20個のビーズが入っているということは20×19×18×17×・・・から1までをかけ、6秒ごとは1年間に何回あるかを計算し、それで割ると、万華鏡が作り出す全映像を見るためには4628億年かかるわけです。そのくらいの年数がこの小さな万華鏡の中に入っているということです。だから表面鏡を使いさえすれば、いかようにも面白いものができるわけです。
4628億年という数字はとてつもない数字ですよね。ビーズの数が増えればもっと年数がかかると思われるかもしれませんが、この中にそれ以上のビーズを入れると動きが鈍くなります。また、ビーズを少なくする方が回転が速くなり、たくさんの映像ができる可能性があります。

大熊進一館長 万華鏡(カレイドスコープ)のお勉強

万華鏡は世界各地で作られています。特に美しく、アイデア豊かで楽しい万華鏡はアメリカと日本でたくさん作られています。アメリカはおもちゃからアートへ変身した地域です。私が90年に万華鏡と出会ったのもアメリカ・ハワイでした。

1996年、ニューヨーク州で開かれた万華鏡愛好家団体「ブリュースター・ソサエティ」のコンベンションに参加した時に、たくさんの万華鏡作家と出会いました。私が最初にアメリカに行った時は100人ぐらいの作家さんがいましたが、当時の人たちは年を取ってしまい、新しいものを作らなくなりました。

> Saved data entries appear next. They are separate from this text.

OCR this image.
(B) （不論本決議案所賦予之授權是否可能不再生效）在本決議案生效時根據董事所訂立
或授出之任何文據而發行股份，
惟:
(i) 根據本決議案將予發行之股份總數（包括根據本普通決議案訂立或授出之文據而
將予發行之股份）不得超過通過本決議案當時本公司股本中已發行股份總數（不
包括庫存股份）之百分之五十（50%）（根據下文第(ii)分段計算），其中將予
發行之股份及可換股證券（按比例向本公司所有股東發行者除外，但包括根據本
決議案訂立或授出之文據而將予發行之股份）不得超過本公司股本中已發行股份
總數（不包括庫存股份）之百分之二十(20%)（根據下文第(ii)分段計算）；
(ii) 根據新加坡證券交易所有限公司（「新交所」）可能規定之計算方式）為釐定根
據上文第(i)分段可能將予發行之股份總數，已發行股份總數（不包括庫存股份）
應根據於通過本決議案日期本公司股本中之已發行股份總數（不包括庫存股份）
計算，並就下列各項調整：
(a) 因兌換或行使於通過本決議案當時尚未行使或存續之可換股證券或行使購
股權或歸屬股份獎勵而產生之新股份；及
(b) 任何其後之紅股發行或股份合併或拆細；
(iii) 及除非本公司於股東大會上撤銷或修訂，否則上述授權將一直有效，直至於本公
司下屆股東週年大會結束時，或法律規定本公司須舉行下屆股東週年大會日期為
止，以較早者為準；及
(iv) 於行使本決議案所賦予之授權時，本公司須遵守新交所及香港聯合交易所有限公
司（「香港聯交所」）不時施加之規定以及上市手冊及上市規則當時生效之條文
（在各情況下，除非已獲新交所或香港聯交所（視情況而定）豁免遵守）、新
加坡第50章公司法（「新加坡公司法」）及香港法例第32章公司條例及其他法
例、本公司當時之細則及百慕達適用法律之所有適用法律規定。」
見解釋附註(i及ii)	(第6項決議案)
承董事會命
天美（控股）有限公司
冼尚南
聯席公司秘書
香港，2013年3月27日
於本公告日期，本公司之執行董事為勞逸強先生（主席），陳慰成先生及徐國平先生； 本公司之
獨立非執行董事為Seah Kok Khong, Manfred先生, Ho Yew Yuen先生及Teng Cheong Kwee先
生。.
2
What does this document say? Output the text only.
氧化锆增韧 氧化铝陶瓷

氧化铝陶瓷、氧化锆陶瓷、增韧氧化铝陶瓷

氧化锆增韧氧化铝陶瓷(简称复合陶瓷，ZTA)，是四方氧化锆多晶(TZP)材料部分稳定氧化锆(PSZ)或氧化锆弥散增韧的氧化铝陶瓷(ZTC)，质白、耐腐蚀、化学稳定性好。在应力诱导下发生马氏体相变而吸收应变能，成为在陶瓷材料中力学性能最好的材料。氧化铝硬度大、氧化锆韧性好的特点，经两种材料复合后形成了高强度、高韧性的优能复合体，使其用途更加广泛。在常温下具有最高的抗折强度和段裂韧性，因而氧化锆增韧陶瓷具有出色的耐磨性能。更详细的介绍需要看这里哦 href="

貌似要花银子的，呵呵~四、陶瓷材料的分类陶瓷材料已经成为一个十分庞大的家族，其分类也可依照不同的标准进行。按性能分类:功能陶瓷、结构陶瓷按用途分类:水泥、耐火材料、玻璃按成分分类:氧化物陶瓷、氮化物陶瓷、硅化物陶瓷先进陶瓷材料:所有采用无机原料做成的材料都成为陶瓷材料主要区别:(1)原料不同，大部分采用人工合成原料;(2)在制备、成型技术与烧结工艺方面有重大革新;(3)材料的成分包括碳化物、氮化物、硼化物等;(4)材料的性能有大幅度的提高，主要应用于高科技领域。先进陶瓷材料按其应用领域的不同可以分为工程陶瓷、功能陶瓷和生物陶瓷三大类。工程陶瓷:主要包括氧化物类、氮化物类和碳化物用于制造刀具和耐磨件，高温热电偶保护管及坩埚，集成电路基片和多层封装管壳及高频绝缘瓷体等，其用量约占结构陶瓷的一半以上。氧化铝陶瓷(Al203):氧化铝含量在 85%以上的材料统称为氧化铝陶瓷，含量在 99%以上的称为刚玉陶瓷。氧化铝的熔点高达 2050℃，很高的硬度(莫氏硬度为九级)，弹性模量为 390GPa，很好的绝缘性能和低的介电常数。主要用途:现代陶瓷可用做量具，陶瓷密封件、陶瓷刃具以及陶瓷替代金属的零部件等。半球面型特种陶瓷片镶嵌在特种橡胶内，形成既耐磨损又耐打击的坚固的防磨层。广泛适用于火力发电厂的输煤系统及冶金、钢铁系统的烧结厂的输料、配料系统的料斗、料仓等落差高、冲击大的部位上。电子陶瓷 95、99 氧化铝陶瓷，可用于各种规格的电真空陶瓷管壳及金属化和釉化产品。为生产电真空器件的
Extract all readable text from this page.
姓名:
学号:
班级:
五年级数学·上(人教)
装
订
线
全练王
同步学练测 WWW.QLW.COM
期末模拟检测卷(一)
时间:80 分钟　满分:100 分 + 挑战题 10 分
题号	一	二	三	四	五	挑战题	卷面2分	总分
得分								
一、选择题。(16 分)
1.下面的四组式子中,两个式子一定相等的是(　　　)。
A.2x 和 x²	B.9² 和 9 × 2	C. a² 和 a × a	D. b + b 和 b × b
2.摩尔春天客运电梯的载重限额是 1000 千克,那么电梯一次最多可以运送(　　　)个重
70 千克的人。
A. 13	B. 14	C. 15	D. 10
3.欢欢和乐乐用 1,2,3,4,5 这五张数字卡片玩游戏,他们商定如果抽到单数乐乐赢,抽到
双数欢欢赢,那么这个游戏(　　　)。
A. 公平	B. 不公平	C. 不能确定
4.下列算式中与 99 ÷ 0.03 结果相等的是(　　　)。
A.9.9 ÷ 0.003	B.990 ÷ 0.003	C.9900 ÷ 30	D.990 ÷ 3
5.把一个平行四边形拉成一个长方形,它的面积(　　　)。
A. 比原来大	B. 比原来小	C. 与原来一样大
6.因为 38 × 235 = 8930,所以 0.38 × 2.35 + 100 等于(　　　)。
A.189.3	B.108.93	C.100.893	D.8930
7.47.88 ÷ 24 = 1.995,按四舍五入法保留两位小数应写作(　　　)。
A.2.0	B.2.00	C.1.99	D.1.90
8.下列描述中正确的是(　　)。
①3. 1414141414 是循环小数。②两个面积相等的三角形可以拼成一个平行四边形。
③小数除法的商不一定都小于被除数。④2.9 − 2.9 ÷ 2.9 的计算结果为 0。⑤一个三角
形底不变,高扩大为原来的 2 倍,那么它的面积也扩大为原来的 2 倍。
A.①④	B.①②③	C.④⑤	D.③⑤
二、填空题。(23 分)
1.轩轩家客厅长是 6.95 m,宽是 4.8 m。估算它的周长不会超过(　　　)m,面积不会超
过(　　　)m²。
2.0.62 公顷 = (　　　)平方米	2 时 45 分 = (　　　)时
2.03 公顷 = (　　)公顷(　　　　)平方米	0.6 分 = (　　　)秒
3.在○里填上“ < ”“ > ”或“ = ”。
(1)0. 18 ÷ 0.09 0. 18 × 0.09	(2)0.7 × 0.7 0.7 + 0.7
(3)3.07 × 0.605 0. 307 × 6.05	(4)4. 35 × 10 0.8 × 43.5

日本でもそういう集まりを作ろうと「日本万華鏡倶楽部」を作りましたが、今は名前だけ残っている状態です。日本にも万華鏡作家はいますが、数は多くいません。作家と呼ばれるためには自分のアイデアをきっちり形にすることが重要なわけです。だから作品として出来上がるまでに3、4ヶ月かかりますし、価格も100万円を超える場合があります。

 日本万華鏡博物館の中の日本万華鏡図書館 

博物館の中には、『万華鏡』のことが書かれている本と、○○万華鏡、××万華鏡、などタイトルに万華鏡がついている本もコレクションされています。音楽やゲームの中にも『万華鏡』をモチーフにしたものがあります。岩崎宏美さんや中森明菜さんも『万華鏡』という曲を出しており、ドリカムの吉田美和さんは『涙の万華鏡』を歌っています。

また、『カレイドスコープ』というバンドは日本にも、イギリスにもあり、ロックを歌っています。ゲームの『ベイビーユニバース』はチェッカーズの藤井フミヤさんのプロデュースによる、イメージで楽しむ3Dカレイドスコープで、様々なジュエルをチョイスして自分だけの万華鏡を楽しみます。